Only five years after coming out of special measures, Huntington doesn’t want money worries getting in the way of its progress. The village and the school, on the edge of the West Midlands conurbation, have been through some hard times since the local pit closed in the 1980s. Nurturing self-esteem in the staffroom, the classroom and the community has been an important element in Ms Robertson’s creative approach. “My predecessor did a good job of stabilising the school, but there was still a great deal of fear and anxiety among the staff,” she says. “Going into special measures de-professionalises teachers. They lose sight of what they know.”

But if staff were once reluctant to try new ideas, that has certainly changed. “We’re not afraid to give anything a go,” says Lesley Bennett, team leader for years 1 and 2. And so brain gym, meditation tapes, philosophy classes and t’ai chi all feature, while classrooms have a “peace bowl” filled with smooth stones and a candle. “We light the candle and then invite the children to send out love to the world or to each other.” This might sound like the sort of thing schools get away with in leafy suburbs, but what do parents in a traditional former mining village make of it all? “One or two asked us what the point is,” says Ms Bennett. “In fact they’ve been quite cross. But when they see the work the children produce, they’re happy. If we are educating the whole person and developing creativity, we can’t ignore the spiritual side. We want children to be sensitive to others and to think about the world.”

If Huntington had a motto, it would probably be “sensitivity and creativity”. The standard of artwork on display is outstanding and the school pays for music lessons for any child wanting to learn an instrument.

A recent two-week programme of work on fair trade also touched on political sensitivities. “Some children struggled with their emotions,” says Ms Robertson. “They found the feelings of unfairness and injustice difficult to cope with.”

But Huntington pupils take most things confidently in their stride, especially when it comes to their own learning. They talk frankly about their work, which they are encouraged to mark themselves. But isn’t marking part of the teacher’s job? Dumb question. “No, it’s our job,” says one pupil. “How else are we going to learn from our mistakes?”

Many children also have a “learning interview” with Ms Robertson, where they reflect on how they learn best, which teaching styles they respond to, and what difficulties they have faced.

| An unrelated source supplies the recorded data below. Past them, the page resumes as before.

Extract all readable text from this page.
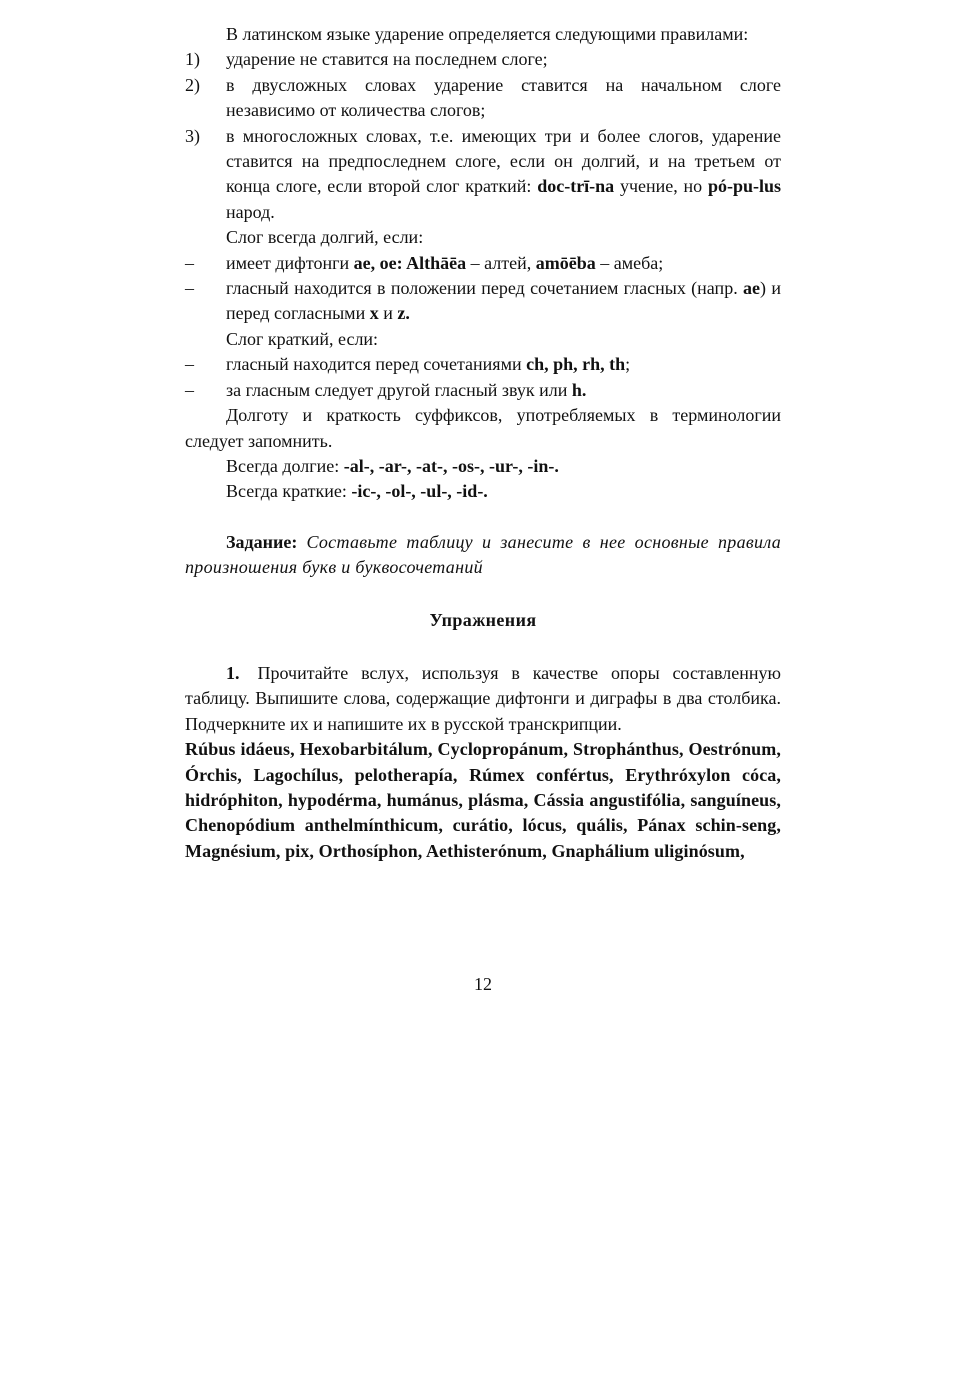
В латинском языке ударение определяется следующими правилами:

1)	ударение не ставится на последнем слоге;
2)	в двусложных словах ударение ставится на начальном слоге независимо от количества слогов;
3)	в многосложных словах, т.е. имеющих три и более слогов, ударение ставится на предпоследнем слоге, если он долгий, и на третьем от конца слоге, если второй слог краткий: doc-trī-na учение, но pó-pu-lus народ.

Слог всегда долгий, если:

–	имеет дифтонги ae, oe: Althāēa – алтей, amōēba – амеба;
–	гласный находится в положении перед сочетанием гласных (напр. ae) и перед согласными x и z.

Слог краткий, если:

–	гласный находится перед сочетаниями ch, ph, rh, th;
–	за гласным следует другой гласный звук или h.

Долготу и краткость суффиксов, употребляемых в терминологии следует запомнить.

Всегда долгие: -al-, -ar-, -at-, -os-, -ur-, -in-.

Всегда краткие: -ic-, -ol-, -ul-, -id-.

Задание: Составьте таблицу и занесите в нее основные правила произношения букв и буквосочетаний

Упражнения

1. Прочитайте вслух, используя в качестве опоры составленную таблицу. Выпишите слова, содержащие дифтонги и диграфы в два столбика. Подчеркните их и напишите их в русской транскрипции.

Rúbus idáeus, Hexobarbitálum, Cyclopropánum, Strophánthus, Oestrónum, Órchis, Lagochílus, pelotherapía, Rúmex confértus, Erythróxylon cóca, hidróphiton, hypodérma, humánus, plásma, Cássia angustifólia, sanguíneus, Chenopódium anthelmínthicum, curátio, lócus, quális, Pánax schin-seng, Magnésium, pix, Orthosíphon, Aethisterónum, Gnaphálium uliginósum,

12
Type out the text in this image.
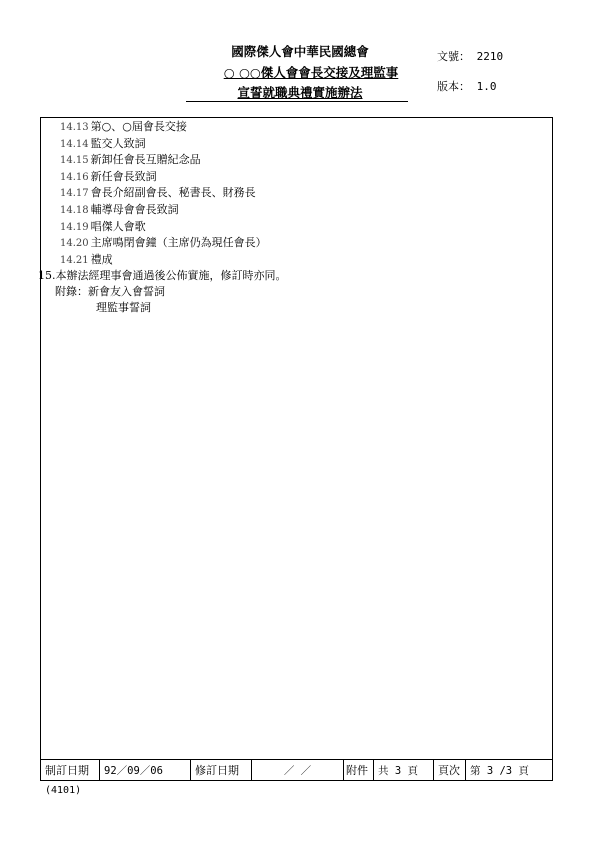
國際傑人會中華民國總會
○ ○○傑人會會長交接及理監事
宣誓就職典禮實施辦法
文號： 2210
版本： 1.0
14.13 第○、○屆會長交接
14.14 監交人致詞
14.15 新卸任會長互贈紀念品
14.16 新任會長致詞
14.17 會長介紹副會長、秘書長、財務長
14.18 輔導母會會長致詞
14.19 唱傑人會歌
14.20 主席鳴閉會鐘（主席仍為現任會長）
14.21 禮成
15.本辦法經理事會通過後公佈實施，修訂時亦同。
附錄：新會友入會誓詞
理監事誓詞
制訂日期	92／09／06	修訂日期	／ ／	附件 共 3 頁	頁次 第 3 /3 頁
(4101)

Asked to identify possible obstacles to learning, one child suggests a particular class is too noisy. Another complains that one of her teachers shouts. With comments fed back to staff, it’s the kind of pupil power that even some secondary schools are reluctant to tap into. Here at Huntington it’s seen as a natural consequence of asking children to take ownership of their learning from the day they start school.

“As soon as I started interviewing the children about their learning I thought, ‘Why have I never done this before?’” says Ms Robertson. “They have all the answers.”